Massachusetts Governor Charlie Baker said he can’t understand why Maine continues to include Massachusetts on its list of travel-restriction states because of coronavirus.

“We have the second lowest positive test rate in the country, O.K.? And we are in the top five or six or seven – depending upon which one of these things you look at – in terms of our daily cases per capita. I think that would make us a perfectly appropriate candidate to get off the no-fly zone in Maine. But for whatever reason, it’s not going to happen,” Baker said during a coronavirus press conference in Boston on Wednesday, September 9.

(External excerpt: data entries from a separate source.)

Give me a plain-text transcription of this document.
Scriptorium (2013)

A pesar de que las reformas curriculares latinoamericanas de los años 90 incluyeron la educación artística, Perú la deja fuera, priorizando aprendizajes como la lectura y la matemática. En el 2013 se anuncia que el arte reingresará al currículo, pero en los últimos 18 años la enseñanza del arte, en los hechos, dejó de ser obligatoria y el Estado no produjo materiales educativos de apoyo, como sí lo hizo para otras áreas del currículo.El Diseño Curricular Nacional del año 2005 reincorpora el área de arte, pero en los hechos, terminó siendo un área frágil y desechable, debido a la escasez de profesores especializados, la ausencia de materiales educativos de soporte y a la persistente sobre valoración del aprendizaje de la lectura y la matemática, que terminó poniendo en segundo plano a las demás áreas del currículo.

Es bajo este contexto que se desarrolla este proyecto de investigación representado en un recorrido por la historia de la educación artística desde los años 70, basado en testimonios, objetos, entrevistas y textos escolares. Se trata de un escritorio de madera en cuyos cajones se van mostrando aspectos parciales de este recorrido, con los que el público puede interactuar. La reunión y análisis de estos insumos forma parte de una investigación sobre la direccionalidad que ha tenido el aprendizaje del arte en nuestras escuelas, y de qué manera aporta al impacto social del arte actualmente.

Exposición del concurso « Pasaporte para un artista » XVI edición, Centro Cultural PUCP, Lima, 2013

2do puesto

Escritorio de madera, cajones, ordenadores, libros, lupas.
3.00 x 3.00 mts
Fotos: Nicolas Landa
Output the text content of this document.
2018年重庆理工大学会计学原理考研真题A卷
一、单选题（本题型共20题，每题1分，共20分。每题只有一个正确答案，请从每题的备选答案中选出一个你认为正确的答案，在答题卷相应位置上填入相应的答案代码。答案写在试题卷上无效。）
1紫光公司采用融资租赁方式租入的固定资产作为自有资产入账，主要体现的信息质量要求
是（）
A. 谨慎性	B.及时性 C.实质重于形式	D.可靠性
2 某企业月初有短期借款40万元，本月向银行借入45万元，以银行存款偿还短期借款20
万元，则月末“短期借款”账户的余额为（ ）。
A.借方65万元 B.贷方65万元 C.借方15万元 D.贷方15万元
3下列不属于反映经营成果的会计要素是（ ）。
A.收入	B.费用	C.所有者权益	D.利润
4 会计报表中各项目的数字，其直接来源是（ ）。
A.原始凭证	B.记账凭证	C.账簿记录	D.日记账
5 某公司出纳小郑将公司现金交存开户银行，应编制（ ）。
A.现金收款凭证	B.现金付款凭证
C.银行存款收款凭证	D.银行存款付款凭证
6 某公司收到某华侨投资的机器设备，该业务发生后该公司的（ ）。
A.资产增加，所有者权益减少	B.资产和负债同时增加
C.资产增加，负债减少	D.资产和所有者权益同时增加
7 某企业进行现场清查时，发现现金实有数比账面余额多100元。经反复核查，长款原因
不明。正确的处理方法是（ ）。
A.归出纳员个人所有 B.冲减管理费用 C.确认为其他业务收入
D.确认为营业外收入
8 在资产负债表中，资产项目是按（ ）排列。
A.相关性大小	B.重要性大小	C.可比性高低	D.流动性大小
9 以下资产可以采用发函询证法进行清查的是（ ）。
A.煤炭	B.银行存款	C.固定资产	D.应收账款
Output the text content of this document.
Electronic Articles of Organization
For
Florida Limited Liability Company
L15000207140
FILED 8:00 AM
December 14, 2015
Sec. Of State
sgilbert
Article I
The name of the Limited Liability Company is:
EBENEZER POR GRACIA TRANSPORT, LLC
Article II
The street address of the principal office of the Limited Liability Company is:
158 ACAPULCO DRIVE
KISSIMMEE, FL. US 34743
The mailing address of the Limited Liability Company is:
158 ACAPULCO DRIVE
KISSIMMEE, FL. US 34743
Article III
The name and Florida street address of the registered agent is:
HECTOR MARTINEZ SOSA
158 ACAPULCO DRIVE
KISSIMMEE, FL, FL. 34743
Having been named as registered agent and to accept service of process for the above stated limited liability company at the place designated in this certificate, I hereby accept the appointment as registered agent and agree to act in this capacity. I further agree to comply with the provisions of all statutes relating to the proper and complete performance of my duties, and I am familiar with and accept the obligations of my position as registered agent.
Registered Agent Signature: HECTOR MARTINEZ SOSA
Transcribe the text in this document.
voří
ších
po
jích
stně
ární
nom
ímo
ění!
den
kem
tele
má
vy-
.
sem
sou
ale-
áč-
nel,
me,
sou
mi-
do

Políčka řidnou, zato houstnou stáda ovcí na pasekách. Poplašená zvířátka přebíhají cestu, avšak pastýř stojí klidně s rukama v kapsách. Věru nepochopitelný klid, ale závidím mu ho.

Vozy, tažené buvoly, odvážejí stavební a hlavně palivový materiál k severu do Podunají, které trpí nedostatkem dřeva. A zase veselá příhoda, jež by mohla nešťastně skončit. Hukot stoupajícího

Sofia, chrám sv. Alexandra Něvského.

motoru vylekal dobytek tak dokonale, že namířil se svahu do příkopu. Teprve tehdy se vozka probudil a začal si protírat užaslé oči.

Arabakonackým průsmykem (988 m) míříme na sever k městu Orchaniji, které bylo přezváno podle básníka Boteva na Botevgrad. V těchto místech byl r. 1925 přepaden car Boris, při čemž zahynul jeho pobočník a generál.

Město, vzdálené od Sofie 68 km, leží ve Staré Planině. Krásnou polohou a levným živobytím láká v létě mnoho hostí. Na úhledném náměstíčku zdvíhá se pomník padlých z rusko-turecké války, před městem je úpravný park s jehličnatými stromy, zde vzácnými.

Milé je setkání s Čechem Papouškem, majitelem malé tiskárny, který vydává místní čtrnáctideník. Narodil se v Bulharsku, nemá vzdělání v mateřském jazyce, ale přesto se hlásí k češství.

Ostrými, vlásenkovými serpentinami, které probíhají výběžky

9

On July 3, Maine Governor Janet Mills, a Democrat, took New York, New Jersey, and Connecticut off the travel-restriction list, but kept Massachusetts on it, citing the state’s positivity test rates. Even though numbers have improved in Massachusetts, the state has not gotten off Maine’s travel-restriction list.

Maine Republicans have criticized the governor, noting that about 40 percent of the summer tourism business in Maine comes from Massachusetts.

Boston is only about an hour from the Maine border. Massachusetts accounts for about 46 percent of the population of New England.

Travel restrictions include a 14-day quarantine for visitors to Maine or a negative coronavirus test within the past three days. Some business owners have said the restrictions have diminished reservations and walk-in customers.

In July, Mills said her policy has helped save lives.

“For the life of me, I cannot understand why Republicans care more about Massachusetts money than the life of a Maine person,” Mills said July 27, according to NewsCenterMaine.com.

Critics say the governor has seriously damaged Maine’s economy to no purpose.